So in celebrating life, I am commemorating, rejoicing in, reveling in the physical world of sensation, interaction, and change. The non-living world is of interest only insofar as the living has made some use of it, as utility only then, not as a class of things in itself. The non-living includes all things which do not perform the functions above, not just the obvious, like rocks and corpses, but the eternal, the universal, the unchanging. Such things -- if such items are "things" -- are not living, and I do not celebrate them, except as the living can make use of them. An eternal verity which stultifies life, or subordinates life, is anathema and not a source of celebration.
You may object, "I do not agree with your definition of life. It misses so much." Or you may object "The eternal is far more important than the ephemeral. How can you suggest otherwise?" Here I can only suggest that you are wrongheaded. Here we are discussing fundamental stuffs where disagreement lacks the proximity to permit meaningful friction. The matters are close enough to generate heat, but not close enough to permit a controlled interaction, rather like rubbing two sticks together, rather than rubbing a stick against a knife on a lathe. The two views do not cut into each other, only grate up against each other. But permit me a moment of seduction.
I define life as I do because I do not wish to beg any questions. Grass is alive. I am alive. The desk before me is dead. How do I know? Not because of a spiritual connection between me and grass that does not exist between me and the desk, but rather because grass behaves suspiciously like me. It grows. It depends on some sort of food and water. It responds to the stimuli of fertilizer and lawn mower. Grass seems to be alive. The desk does not. The desk has not grown, or changed, or responded to anything I have confronted it with (I suppose I should mention that it has a granite top and heavy wooden drawers.) The desk not only doesn't behave like me, it doesn't behave at all.
"Ah," you say, "a behaviorist." And the arguments begin to line up. But do the arguments you propose make the desk alive? If so, then I suggest you should abandon them, as a granite topped desk is most assuredly not alive. Do the arguments you muster make the grass non-living? Then again, I suggest you are in error. Do your arguments suggest life is something else, something I have missed, but leave the grass alive and the desk not? Then I leave you to your notions, though I do wonder why you need more than to know that I and the rich green grass live, while my handsome green granite desk does not. In terms of distinguishing the living from the not-living, I cannot see what more is needed.
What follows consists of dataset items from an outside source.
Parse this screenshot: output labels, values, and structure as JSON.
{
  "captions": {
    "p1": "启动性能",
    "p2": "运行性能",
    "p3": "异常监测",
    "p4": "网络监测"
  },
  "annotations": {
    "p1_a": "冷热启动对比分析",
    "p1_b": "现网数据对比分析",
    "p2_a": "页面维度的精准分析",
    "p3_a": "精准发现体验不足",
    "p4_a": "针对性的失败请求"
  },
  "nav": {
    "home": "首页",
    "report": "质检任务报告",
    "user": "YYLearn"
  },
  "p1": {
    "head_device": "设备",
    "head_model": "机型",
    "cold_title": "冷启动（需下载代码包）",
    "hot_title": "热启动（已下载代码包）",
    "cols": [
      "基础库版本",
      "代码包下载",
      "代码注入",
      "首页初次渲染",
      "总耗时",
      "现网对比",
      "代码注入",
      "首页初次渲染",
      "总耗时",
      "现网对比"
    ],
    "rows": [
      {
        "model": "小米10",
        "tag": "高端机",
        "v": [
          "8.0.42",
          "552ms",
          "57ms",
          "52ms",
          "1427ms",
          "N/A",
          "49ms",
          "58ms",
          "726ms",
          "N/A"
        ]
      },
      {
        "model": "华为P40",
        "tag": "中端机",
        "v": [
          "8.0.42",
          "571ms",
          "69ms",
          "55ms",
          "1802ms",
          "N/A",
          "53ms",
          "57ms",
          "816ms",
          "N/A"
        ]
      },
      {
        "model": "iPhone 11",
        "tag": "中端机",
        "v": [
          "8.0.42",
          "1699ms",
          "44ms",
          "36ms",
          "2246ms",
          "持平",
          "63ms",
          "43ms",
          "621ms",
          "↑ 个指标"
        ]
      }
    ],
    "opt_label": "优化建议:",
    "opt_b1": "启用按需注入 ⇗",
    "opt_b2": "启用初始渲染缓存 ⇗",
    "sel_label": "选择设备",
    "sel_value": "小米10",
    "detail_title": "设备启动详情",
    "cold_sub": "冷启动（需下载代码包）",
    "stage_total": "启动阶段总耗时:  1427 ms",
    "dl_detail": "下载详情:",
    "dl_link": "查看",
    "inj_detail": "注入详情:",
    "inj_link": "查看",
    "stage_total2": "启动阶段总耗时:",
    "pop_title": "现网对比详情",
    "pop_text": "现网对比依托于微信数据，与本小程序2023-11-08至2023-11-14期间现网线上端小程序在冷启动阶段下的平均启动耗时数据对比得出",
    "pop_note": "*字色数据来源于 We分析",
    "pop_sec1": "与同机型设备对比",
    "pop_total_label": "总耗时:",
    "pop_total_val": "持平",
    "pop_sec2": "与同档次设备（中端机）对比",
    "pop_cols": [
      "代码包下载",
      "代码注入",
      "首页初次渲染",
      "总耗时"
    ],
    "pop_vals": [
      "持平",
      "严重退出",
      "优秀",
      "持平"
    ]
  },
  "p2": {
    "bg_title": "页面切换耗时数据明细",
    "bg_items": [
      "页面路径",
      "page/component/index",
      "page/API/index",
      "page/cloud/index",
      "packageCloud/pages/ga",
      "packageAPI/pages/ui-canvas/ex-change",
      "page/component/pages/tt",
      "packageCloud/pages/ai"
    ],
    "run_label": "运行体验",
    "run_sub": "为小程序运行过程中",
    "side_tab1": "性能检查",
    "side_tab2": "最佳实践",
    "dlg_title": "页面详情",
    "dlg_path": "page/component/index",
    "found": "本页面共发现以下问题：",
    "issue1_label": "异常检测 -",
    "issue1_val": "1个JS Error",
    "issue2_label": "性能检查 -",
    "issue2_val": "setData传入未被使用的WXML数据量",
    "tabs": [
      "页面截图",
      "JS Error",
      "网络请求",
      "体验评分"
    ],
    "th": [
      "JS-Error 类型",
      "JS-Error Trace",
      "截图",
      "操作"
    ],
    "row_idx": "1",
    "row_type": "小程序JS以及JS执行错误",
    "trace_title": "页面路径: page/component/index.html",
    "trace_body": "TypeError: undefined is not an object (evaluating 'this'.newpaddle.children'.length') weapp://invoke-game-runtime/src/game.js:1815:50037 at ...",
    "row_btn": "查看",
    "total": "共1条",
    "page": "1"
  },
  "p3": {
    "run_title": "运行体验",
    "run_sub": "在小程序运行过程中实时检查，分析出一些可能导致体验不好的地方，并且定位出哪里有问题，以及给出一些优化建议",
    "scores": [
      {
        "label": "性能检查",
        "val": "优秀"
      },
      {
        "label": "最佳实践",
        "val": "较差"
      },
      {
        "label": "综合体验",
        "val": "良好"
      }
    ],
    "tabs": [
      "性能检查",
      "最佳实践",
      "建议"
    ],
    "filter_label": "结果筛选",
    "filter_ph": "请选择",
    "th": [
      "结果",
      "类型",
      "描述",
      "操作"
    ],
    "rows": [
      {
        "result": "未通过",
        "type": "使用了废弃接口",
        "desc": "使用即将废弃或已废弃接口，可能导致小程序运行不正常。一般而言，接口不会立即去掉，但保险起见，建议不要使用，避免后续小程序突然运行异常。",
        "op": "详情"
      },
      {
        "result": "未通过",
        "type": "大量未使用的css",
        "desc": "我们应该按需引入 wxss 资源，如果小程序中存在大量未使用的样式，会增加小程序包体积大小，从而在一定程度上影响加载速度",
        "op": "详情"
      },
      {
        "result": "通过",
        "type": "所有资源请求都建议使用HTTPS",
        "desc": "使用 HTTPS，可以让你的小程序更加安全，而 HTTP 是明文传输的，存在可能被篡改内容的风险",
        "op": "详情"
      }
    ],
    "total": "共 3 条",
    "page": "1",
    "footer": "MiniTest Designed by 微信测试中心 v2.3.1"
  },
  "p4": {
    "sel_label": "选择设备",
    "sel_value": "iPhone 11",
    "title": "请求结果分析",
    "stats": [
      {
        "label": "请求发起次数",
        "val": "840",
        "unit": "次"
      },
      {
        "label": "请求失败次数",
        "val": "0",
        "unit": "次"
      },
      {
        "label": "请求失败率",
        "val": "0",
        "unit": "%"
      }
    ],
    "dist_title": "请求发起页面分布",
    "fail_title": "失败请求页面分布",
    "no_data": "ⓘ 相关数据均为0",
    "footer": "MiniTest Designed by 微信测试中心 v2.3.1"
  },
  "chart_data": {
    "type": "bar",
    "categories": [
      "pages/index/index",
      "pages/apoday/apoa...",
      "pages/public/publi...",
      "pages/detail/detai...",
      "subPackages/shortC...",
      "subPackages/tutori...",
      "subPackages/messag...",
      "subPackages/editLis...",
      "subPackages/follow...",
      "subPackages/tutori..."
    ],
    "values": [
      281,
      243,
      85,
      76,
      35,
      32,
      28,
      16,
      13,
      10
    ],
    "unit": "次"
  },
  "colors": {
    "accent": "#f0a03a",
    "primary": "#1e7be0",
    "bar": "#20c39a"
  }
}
More is commentary, not definition.
Now, regarding the eternal: If the eternal does not change, and it cannot, as change has time for a component and the eternal exist transcendant of time, then it has no place in the world of the living. For the living is changing always -- eating, sleeping, growing, atrophying -- and needs to change or cease to live. Indeed, the sure sign of the non-living is abscence of change. That which is not part of my world cannot be more important to me than that which is part of my world. To suggest otherwise is to suggest that I abandon living, and that does not celebrate life.
Of course there is more. But for now, it is enough for you to know that I celebrate life.